Now. My initial answer is to start when they are newly born with EC (here's a link - http://en.wikipedia.org/wiki/Elimination_communication) but, since you're clearly past that point, start now. The book that I got was "The Diaper Free Baby" by Christine Gross-Loh and gave a lot of good tips for any age. Get some little potties to put around the house, start doing some diaper-free time, or get some cloth diapers to catch little spills. I think pull-ups are handy to have, but a bad way to potty train. Kids need to know what their body is doing, and when they are wearing disposable diapers/pull ups that wick away all the moisture, they never get to feel uncomfortable enough to realize it's a problem. Potty time about ten minutes after meals. It's not a failsafe, but the rule of thumb is that if they're intaking something, they're soon going to expel something.
Good luck!
He's at a good age. Children at the average age of 2 (some earlier and some later) make the mind body connection and start fighting out how to control their bladder at will. So if he is showing signs of readiness and you are ready to commit to it, I say go for it. Introduce the potty and explain it to him. Also have him watch you dump it in the toilet and flush and watch his reaction. If there is any concern or worry, you can explain that this is good. We always used a cheerful voice and said, "bye,bye poo poo!" This helps them understand its OK. Many children develop anxiety or stress about losing part of themselves as they don't understand it all. There are many techniques that work, but the biggest thing is to watch your child's response to the methods used and pursue the ones that he responds to best.
My daughter bought a potty chair for my 15 month old grandson. She was only trying to get him used to having it around. She would sit him on it when he would show signs that he was about to or just had pottied. (He would hold himself)
She has created a monster!

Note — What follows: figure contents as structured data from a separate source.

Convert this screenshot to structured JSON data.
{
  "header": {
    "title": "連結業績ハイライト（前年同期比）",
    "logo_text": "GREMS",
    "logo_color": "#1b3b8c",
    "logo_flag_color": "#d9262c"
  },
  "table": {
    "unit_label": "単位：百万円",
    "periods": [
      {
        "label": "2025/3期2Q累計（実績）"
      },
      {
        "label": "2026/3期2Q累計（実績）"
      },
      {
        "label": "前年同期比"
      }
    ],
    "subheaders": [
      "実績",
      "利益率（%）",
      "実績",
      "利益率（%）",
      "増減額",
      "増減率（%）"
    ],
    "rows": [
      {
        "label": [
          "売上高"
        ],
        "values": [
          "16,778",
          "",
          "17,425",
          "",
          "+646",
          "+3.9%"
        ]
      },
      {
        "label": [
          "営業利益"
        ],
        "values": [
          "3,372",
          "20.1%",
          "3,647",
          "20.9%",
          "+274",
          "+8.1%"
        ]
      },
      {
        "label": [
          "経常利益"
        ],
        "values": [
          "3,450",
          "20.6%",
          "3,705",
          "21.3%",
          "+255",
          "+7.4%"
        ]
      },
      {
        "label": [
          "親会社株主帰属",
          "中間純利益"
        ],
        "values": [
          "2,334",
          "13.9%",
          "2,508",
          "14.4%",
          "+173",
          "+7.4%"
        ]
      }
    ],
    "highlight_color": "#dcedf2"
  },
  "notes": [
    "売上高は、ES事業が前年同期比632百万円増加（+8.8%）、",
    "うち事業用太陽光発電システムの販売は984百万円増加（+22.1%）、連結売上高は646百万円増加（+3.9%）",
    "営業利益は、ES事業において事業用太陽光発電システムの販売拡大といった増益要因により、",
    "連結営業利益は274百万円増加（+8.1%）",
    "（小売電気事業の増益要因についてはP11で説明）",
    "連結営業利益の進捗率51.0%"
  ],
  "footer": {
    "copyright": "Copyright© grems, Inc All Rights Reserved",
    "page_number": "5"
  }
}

He will screech or scream when he has to go. She is not applying ANY pressure. This is all of the time. Obviously this is not averagel! This has been going on for 2 1/2 weeks.
She told me yesterday that no one should start something they are not ready to finish! He wont peacefully allow her to forget the "potty"!
My advice is to introduce the potty and see where it goes. No Pressure!
Obviously, this is not a typical experience! I have 6 kids and have been part of the potty experience numerous times. I have never seen a toddler respond favorably so early.